Pertempuran tak terelakkan lagi, pemuda menyerang pasukan sekutu dan NICA. Dengan dukungan 120.000 ribu pemuda, Tentara Keamanan Rakyat dengan mudah memukul mundur pihak sekutu. Pihak sekutu berusaha mendatangkan Soekarno dan Hatta untuk menghentikan peperangan. Kebijakan ini berhasil menenangkan hati rakyat dan segera menghentikan peperangan. Namun setelah Soekarno kembali ke Jakarta, perang kembali terjadi. Sekelompok pemuda menebak mati Mallaby pada saat ingin memberlakukan gencatan senjata.     
            Setelah terbunuhnya Mallaby, Soekarno memerintahkan rakyat Surabaya untuk berhenti menyerang pasukan sekutu, membebaskan 6000 pasukan NICA yang ditahan dan menginzinkan pendaratan 15.000 pasukan sekutu divisi India pada 9 Oktober di Surabaya. Soekarno tidak menyadari bahwa sekutu berniat untuk melakukan pembalasan atas terbunuhnya Brigadir Jenderal Mallaby. Di bawah pimpinan Jenderal Mansergh sekutu mengeluarkan ultimatum kepada rakyat Surabaya agar menyerahkan senjata dengan atau tanpa syarat kepada pasukan sekutu paling lambat jam 06.00 pagi 10 November 1945.
            Rakyat Surabaya tidak menghiraukan ultimatum pasukan sekutu tersebut dan bertekad mempertahankan kota Surabaya sampai tetes darah penghabisan. Bung Tomo dari Barisan Pemberontak Rakyat Indonesia memberikan komando dan semangat kepada rakyat Surabaya, agar mempertahankan kemerdekaan republik Indonesia sampai tetes darah penghabisan. Melalui radio bung Tomo membangkitkan semangat rakyat Surabaya untuk berjihad di jalan Allah. Beliau mengakhiri pidatonya dengan Asma Allah, “Allahu Akbar, Allahu Akbar, Allahu Akbar sekali merdeka tetap merdeka, lebih baik mati dari pada hidup dijajah”.
            Maka pada 10 November pesawat Mosquito dan Thurderbolt dari Royal Air Force Inggris menghujani kota Surabaya dengan rudal. Dari arah laut, kapal penjelajah Sussex dan beberapa kapal Destroyer menembakkan meriamnya kearah jantung kota Surabaya. Dengan seketika pemandangan kota Surabaya berubah menjadi lautan darah dan api. Ribuan rakyat gugur sebagai Syuhada, tidak gentar mengahadapi raungan bom dari pasukan pemenang perang dunia ke II yang tangguh itu.
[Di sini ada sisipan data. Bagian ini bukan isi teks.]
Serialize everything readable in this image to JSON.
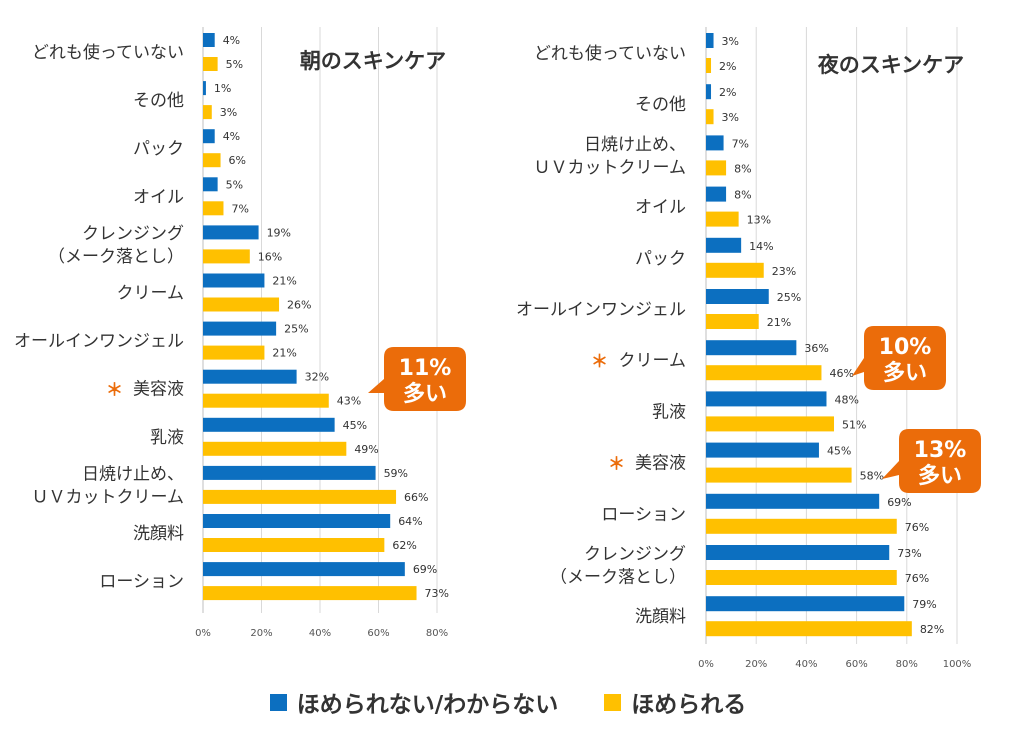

            Pasukan Inggris terkejut atas semangat heroisme rakyat Surabaya dan mulai menyadari bahwa rakyat Indonesia tidak bisa lagi dipaksa tunduk hanya dengan kekerasan. Pasukan Inggris mulai menyadari bahwa pertempuran – pertempuran yang mereka lakukan hanya semakin memperbesar pengeluaran biaya perang mereka. Ali Jinnah dari perserikatan Muslim India dan Jawaharlal Nehru memprotes tindakan pembunuhan rakyat Indonesia yang dilakukan pasukan Inggris dengan menggunakan tentara Gurka.            
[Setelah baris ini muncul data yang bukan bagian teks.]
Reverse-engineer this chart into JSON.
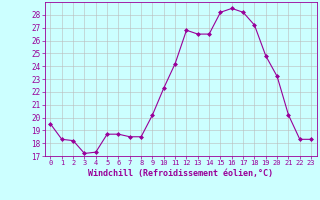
{
  "x": [
    0,
    1,
    2,
    3,
    4,
    5,
    6,
    7,
    8,
    9,
    10,
    11,
    12,
    13,
    14,
    15,
    16,
    17,
    18,
    19,
    20,
    21,
    22,
    23
  ],
  "y": [
    19.5,
    18.3,
    18.2,
    17.2,
    17.3,
    18.7,
    18.7,
    18.5,
    18.5,
    20.2,
    22.3,
    24.2,
    26.8,
    26.5,
    26.5,
    28.2,
    28.5,
    28.2,
    27.2,
    24.8,
    23.2,
    20.2,
    18.3,
    18.3
  ],
  "xlim": [
    -0.5,
    23.5
  ],
  "ylim": [
    17,
    29
  ],
  "yticks": [
    17,
    18,
    19,
    20,
    21,
    22,
    23,
    24,
    25,
    26,
    27,
    28
  ],
  "xticks": [
    0,
    1,
    2,
    3,
    4,
    5,
    6,
    7,
    8,
    9,
    10,
    11,
    12,
    13,
    14,
    15,
    16,
    17,
    18,
    19,
    20,
    21,
    22,
    23
  ],
  "xlabel": "Windchill (Refroidissement éolien,°C)",
  "line_color": "#990099",
  "marker": "D",
  "marker_size": 2.0,
  "bg_color": "#ccffff",
  "grid_color": "#bbbbbb",
  "xlabel_color": "#990099",
  "tick_color": "#990099",
  "tick_fontsize": 5.5,
  "xlabel_fontsize": 6.0
}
            Peperangan di Surabaya memacu semangat rakyat Indonesia di berbagai daerah lain di Indonesia. Peperangan akhirnya diakhiri dengan jalan diplomasi pemerintah republlik Indonesia melalui perjanjian Linggarjati dengan pihak Belanda. Meski hasil perundingan Linggarjati sangat merugikan bangsa Indonesia karena semakin menyusutnya wilayah Indonesia dengan hanya meliputi Sumatera, Jawa dan Madura. Tetapi saat inilah Republik Indonesia diakui secara de facto oleh Belanda dan dunia Internasional sebagai negara yang merdeka.
            Peristiwa perlawanan 10 November Surabaya banyak mengandung hikmah yang dapat dipetik di saat ini. Bahwa kita merupakan bangsa yang memiliki jiwa patriotisme dan cinta tanah air sangat besar. Bila dipikirkan dengan akal sehat, sulit kiranya kita terima bahwa musuh yang kita hadapi adalah pasukan yang berhasil memenangkan perang dunia ke II yang memiliki peralatan tempur yang canggih. Tidak banyak negara yang merebut kemerdekaannya dengan pengorbanan nyawa rakyatnya. Maka seharusnya kita bangga dan berterimakasih kepada para pahlawan yang telah berjuang mempertaruhkan nyawanya demi kemerdekaan.